When Facebook officially opened its new offices in the Third & Shoal building last week, the hubbub brought attention to what’s becoming a dense clutch of towers and other development around a small section of Shoal Creek that starts around West Avenue between West Fifth and West Third streets and runs to Lady Bird Lake.
Recent years have seen full-bore redevelopment of the stretch, resulting in the addition of towers and significant buildings, including the Independent, the Seaholm complex, and the Central Library, in addition to Third & Shoal. A new tower for Google is on its way.
While a responsible citizen and overly attached Austinite might merely pause to wonder what impact all this activity has on the creek itself, Shoal Creek Conservancy has been on top of that for a while. In addition to its strategic plan for the whole watershed (which—did you know?—starts at Highway 183 to the north and encompasses 13 square miles), the nonprofit organization has undertaken what it calls the Cypress and Shoal Creek project.
Focused on an area from West Avenue to around West Second Street, the project includes the creation of a new plaza, an improved bike and pedestrian pathway, and visitor information and signage at an abandoned trestle bridge—that starts at Third (formerly Cypress) Street where it meets the creek and runs parallel to the pedestrian bridge at that spot. Built around 1925, the timber bridge replaced an earlier one, built in 1876, and was part of the International & Great Northern Railroad system.
The conservancy’s vision includes rehabbing the bride and repurposing it into a more structurally sound observation area with a plaza and seating, helping “people feel more connected over the water and to downtown,” said Ivey Kaiser, Shoal Creek Conservancy’s executive director.

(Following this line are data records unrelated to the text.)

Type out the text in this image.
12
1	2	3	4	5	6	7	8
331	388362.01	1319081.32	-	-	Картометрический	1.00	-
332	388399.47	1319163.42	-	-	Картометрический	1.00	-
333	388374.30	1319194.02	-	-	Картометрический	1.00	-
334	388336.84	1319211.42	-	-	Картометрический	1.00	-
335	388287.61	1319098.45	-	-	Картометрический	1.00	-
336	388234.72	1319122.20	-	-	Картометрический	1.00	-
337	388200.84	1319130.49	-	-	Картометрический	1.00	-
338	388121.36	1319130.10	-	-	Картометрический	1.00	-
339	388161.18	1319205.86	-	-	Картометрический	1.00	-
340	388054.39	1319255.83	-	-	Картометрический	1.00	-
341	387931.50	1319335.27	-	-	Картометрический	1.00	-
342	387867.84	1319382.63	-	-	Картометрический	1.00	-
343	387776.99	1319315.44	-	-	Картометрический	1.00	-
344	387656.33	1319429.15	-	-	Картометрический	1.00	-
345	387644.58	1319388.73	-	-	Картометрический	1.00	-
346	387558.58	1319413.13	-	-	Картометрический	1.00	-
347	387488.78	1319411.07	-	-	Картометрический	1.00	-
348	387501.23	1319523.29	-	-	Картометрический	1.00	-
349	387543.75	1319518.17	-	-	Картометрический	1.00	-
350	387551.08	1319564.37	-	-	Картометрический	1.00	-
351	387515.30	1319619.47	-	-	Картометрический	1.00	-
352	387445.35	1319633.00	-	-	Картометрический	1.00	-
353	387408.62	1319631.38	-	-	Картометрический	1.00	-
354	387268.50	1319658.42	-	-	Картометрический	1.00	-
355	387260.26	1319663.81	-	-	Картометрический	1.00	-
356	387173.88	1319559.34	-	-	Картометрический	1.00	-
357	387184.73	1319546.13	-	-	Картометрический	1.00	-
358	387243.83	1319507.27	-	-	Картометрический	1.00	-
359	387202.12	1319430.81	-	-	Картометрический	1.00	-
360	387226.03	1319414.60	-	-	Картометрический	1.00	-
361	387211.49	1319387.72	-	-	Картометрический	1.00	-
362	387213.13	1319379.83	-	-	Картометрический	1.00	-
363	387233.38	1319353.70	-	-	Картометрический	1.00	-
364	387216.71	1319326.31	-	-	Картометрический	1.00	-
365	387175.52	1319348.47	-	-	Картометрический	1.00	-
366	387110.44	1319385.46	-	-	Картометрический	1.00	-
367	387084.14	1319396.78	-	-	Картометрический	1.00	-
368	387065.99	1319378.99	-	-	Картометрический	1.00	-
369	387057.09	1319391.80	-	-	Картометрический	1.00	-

She added that the area could become a relaxing lunch and break spot for employees of Facebook and other businesses in the area.
The conservancy has been quietly partnering with companies involved with the area’s development, and one would expect no less from the area’s newest tenant, Facebook. The two have indeed partnered for the Cypress and Shoal project—a relationship kicked off by a major cleanup of that area of the creek by Facebook’s staff, families, and friends Saturday.
While public-facing volunteer events are standard for companies large and small, the Saturday clean-up—which encompassed the area along the creek from West Sixth to West Cesar Chavez streets—added a hands-on element to the partnership not always seen in such relationships, which sometimes begin and end at financial contributions.
The event offered a “multitiered opportunity,” said Kaiser, “kicking off our partnership with Facebook and a visible welcoming of Facebook to the neighborhood as well as kicking off our fall events.” It’s the conservancy’s first event on the creek after a break over the hottest part of the summer and will be followed by tours focusing on a variety of things—birds, trees, fossils—as well as more volunteer workdays for the public.
As far as the general development around the Shoal and Cypress area, Ivey said that “so far, the impact has all been positive. That area has been developed for a long time [in terms of impervious cover], and our standards for environmental protection have only gotten stronger.” The conservancy has been getting the surrounding businesses “involved in funding our programs, helping keep litter out of the creek, and reporting pollution,” she added. “Having more involvement and understanding is going to be more and more beneficial. We think of them as our neighbors keeping up with creek—and they are now equipped with the information” to do so.
Since Facebook’s new Austin offices are located right at Margaret Moser plaza, where the project and the trestle bridge begin on the east side of the creek, its role as a corporate neighbor is integral to the Shoal and Cypress project. “As we continue to grow here in Austin, we remain committed to being a good neighbor and having a positive impact on the community,” said Katherine Shappley, Facebook’s head of Austin. To that end, the conservancy is finding more opportunities for its employees to volunteer and to educate them about the conservancy’s projects. In exchange, they get a pretty sweet break spot, at the very least.